A series of potential biological active substituted thiadiazoles 5a-j and oxadiazoles 6a-j were obtained via a multistep synthesis sequence with a simple and convenient approach by beginning with the substituted benzoic acids 1a–j. The structures of the synthesized compounds were confirmed by IR, ¹H NMR, and mass spectral data. Besides, the synthesized compounds were tested for antimicrobial and antioxidant activities with standard drugs. The results designated that among the series 5a-j and 6a-j, compounds 5b and 6b exhibited promising antimicrobial activity. In contrast, compounds 5h and 6i have shown encouraging antioxidant activity. Molecular docking studies have also been performed to screen the antimicrobial and antioxidant activities of the synthesized compounds against human protein targets lanosterol 14α- demethylase (CYP51) and peroxiredoxin 5 (PRDX5), respectively. Among all the compounds 5b and 6b exhibited the most significant affinity score against CYP51. Further, compounds 5h and 6i showed the best significant hydrogen bonds at the active site of PRDX5.
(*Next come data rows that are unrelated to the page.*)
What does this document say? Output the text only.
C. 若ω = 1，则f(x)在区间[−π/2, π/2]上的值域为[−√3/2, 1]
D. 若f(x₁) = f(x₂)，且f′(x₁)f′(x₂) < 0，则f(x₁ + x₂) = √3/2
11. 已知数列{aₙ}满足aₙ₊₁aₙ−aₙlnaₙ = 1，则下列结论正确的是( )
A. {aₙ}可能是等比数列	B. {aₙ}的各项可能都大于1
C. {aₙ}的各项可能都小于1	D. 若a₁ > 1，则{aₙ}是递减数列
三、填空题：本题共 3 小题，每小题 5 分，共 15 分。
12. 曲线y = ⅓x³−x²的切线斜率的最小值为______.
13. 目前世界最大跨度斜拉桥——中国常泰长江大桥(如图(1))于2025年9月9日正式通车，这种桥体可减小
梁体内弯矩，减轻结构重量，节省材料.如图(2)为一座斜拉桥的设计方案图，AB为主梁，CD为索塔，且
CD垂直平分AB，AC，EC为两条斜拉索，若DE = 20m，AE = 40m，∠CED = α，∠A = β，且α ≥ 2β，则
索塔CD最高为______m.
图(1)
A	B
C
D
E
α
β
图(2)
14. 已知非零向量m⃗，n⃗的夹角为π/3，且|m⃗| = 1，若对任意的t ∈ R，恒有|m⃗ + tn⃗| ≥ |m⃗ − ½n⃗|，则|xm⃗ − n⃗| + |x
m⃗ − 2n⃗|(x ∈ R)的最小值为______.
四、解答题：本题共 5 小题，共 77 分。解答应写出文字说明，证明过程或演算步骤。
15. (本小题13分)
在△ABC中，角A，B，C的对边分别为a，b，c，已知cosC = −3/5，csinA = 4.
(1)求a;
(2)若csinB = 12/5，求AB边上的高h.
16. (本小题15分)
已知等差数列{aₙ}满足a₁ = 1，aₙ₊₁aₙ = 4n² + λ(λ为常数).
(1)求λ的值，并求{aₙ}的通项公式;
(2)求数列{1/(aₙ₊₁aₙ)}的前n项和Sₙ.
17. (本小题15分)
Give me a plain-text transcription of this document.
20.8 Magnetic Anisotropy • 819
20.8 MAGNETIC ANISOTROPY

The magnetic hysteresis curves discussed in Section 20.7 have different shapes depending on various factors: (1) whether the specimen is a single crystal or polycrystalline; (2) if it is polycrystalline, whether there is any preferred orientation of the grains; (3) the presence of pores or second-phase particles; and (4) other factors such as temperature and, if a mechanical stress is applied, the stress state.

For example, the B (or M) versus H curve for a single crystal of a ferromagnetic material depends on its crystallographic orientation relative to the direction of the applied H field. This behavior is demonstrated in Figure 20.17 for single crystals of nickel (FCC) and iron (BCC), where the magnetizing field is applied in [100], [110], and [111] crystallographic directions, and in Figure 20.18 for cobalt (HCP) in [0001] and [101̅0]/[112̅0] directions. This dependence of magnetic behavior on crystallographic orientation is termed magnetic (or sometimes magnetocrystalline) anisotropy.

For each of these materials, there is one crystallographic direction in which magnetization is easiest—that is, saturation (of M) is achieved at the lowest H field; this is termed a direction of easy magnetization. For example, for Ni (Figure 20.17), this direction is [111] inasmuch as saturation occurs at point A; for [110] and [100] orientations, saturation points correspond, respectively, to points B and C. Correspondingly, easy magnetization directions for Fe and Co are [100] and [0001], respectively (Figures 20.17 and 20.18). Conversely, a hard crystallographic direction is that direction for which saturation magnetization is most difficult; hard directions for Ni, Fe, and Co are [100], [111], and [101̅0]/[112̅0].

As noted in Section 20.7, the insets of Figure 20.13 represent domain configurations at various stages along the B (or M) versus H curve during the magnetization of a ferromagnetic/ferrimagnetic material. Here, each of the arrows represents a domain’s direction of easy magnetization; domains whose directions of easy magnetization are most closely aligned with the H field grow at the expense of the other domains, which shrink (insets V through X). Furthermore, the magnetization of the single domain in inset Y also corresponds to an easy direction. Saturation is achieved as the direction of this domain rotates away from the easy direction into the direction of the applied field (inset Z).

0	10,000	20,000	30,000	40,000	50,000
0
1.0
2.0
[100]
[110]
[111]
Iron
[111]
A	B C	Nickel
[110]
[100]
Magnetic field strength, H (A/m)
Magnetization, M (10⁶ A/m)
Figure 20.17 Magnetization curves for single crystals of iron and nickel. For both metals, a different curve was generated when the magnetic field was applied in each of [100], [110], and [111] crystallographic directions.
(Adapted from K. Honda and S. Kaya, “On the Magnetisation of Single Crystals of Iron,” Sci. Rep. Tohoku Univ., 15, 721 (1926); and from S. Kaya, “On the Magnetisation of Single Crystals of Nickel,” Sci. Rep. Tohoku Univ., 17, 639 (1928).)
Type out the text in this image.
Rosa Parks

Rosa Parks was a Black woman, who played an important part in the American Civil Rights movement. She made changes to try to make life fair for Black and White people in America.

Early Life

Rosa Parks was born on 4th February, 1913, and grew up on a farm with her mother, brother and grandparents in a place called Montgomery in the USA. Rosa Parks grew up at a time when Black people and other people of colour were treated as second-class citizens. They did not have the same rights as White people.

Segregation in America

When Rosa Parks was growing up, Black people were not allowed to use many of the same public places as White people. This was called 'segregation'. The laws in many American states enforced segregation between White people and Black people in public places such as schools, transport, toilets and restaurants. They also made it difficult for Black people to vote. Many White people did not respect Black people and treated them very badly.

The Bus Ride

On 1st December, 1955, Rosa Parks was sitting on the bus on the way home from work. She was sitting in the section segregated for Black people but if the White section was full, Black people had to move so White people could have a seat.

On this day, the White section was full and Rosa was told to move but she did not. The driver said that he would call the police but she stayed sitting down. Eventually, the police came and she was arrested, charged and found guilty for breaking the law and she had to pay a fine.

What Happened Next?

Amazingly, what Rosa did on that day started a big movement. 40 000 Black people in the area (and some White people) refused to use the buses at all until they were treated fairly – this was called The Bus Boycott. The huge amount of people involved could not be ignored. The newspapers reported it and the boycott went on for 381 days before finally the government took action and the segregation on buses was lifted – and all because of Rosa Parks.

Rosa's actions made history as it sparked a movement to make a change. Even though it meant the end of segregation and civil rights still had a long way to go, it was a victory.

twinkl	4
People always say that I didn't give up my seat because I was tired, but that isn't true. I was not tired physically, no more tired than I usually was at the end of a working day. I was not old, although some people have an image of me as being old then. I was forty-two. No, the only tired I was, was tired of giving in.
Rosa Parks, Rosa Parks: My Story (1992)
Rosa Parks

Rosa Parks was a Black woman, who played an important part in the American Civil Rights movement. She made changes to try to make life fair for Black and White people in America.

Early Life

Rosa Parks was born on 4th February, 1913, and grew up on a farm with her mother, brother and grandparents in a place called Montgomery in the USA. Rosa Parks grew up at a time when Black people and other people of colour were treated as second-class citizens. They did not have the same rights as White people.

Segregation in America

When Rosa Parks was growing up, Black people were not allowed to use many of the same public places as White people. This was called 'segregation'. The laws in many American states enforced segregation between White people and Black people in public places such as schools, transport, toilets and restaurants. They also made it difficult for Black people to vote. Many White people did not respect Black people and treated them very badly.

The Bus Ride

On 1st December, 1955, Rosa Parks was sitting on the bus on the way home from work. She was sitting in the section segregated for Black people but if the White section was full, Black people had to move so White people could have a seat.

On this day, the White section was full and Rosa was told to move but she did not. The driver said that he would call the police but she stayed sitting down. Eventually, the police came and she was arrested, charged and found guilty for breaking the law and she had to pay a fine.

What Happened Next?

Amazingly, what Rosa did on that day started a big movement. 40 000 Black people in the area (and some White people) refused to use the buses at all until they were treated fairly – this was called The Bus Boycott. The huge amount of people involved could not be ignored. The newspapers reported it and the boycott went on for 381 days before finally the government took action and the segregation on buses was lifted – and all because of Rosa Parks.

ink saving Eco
通过多步合成序列，从取代苯甲酸1a – j开始，采用简单便捷的方法，获得了一系列潜在的生物活性取代的噻二唑5a-j和恶二唑6a- j。通过IR，¹ H NMR和质谱数据确认了合成化合物的结构。此外，用标准药物测试了合成化合物的抗微生物和抗氧化活性。结果表明，在系列5a-j和6a-j中，化合物5b和6b显示出有希望的抗菌活性。相反，化合物5h和6i显示出令人鼓舞的抗氧化活性。还进行了分子对接研究，以筛选合成的化合物分别对人蛋白质靶标羊毛甾醇14α-脱甲基酶（CYP51）和过氧化物酶5（PRDX5）的抗菌和抗氧化活性。在所有化合物中，化合物5b和6b对CYP51的亲和力得分最高。此外，化合物5h和6i在PRDX5的活性位点显示出最佳的显着氢键。